Ukraiński żołnierz zginął podczas dokonanego przez Rosjan szturmu jednostki w Symferopolu.
Sięgnąć po broń w celu "obrony życia"
- Zgodnie z decyzją pełniącego obowiązki głównodowodzącego Sił Zbrojnych Ukrainy (p.o. prezydenta) Ołeksandra Turczynowa i p.o. ministra obrony Ihora Teniucha (...) znajdujące się na Krymie oddziały wojskowe otrzymały zezwolenie na użycie broni w celu obrony życia - poinformowało Ministerstwo Obrony Ukrainy w opublikowanym w godzinach wieczornych komunikacie.- Podkreślamy, że odpowiedzialność za krew ukraińskich żołnierzy spoczywa na kierownictwie politycznym Federacji Rosyjskiej i bezpośrednio na prezydencie (Władimirze) Putinie – oświadczył p.o.
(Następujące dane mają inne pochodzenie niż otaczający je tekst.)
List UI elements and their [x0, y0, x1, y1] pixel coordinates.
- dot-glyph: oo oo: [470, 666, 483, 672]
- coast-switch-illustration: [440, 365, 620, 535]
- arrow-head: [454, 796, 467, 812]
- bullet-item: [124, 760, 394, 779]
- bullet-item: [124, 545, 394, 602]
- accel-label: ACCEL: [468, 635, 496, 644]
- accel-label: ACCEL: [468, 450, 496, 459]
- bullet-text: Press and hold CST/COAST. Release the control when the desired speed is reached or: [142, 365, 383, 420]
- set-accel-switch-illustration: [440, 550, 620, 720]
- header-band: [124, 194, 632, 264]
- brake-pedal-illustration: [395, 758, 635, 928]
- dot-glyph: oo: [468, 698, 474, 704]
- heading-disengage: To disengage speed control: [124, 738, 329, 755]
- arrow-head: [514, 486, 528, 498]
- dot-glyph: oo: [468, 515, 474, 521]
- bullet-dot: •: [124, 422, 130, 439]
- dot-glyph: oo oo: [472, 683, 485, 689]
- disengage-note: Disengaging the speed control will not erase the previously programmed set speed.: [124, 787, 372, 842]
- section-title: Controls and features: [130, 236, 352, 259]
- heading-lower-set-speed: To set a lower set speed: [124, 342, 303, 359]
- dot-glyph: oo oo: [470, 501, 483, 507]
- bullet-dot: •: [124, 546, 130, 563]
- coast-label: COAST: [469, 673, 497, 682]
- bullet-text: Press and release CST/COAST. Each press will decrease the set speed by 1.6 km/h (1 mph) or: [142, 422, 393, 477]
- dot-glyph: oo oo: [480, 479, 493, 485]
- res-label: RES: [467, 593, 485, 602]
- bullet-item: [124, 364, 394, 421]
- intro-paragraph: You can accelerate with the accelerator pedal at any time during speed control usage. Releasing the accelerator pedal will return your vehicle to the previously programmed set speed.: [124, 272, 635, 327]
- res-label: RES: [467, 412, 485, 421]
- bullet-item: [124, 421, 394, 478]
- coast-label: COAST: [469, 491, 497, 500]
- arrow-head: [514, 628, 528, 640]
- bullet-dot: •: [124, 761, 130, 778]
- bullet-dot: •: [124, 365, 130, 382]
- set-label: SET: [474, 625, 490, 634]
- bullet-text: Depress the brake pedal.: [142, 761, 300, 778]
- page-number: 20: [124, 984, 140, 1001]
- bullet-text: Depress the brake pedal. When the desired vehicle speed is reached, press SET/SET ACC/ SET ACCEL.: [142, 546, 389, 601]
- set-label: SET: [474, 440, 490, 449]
Ołeksandr Turczynow, podpisując dekret.
Stwierdziła też, że Ukraina "nigdy nie uzna aneksji Krymu". Aneksję półwyspu do Rosji polityk nazwał "niebezpiecznym krokiem, który nie ma dla nas (Ukraińców - red.) jednak żadnych następstw prawnych".
- Jest to niebezpieczna prowokacja nie tylko dla Ukrainy, ale i dla Europy i całego świata. Ani Ukraina, ani cywilizowany świat nie uzna nigdy aneksji ukraińskiego terytorium – podkreślił Turczynow.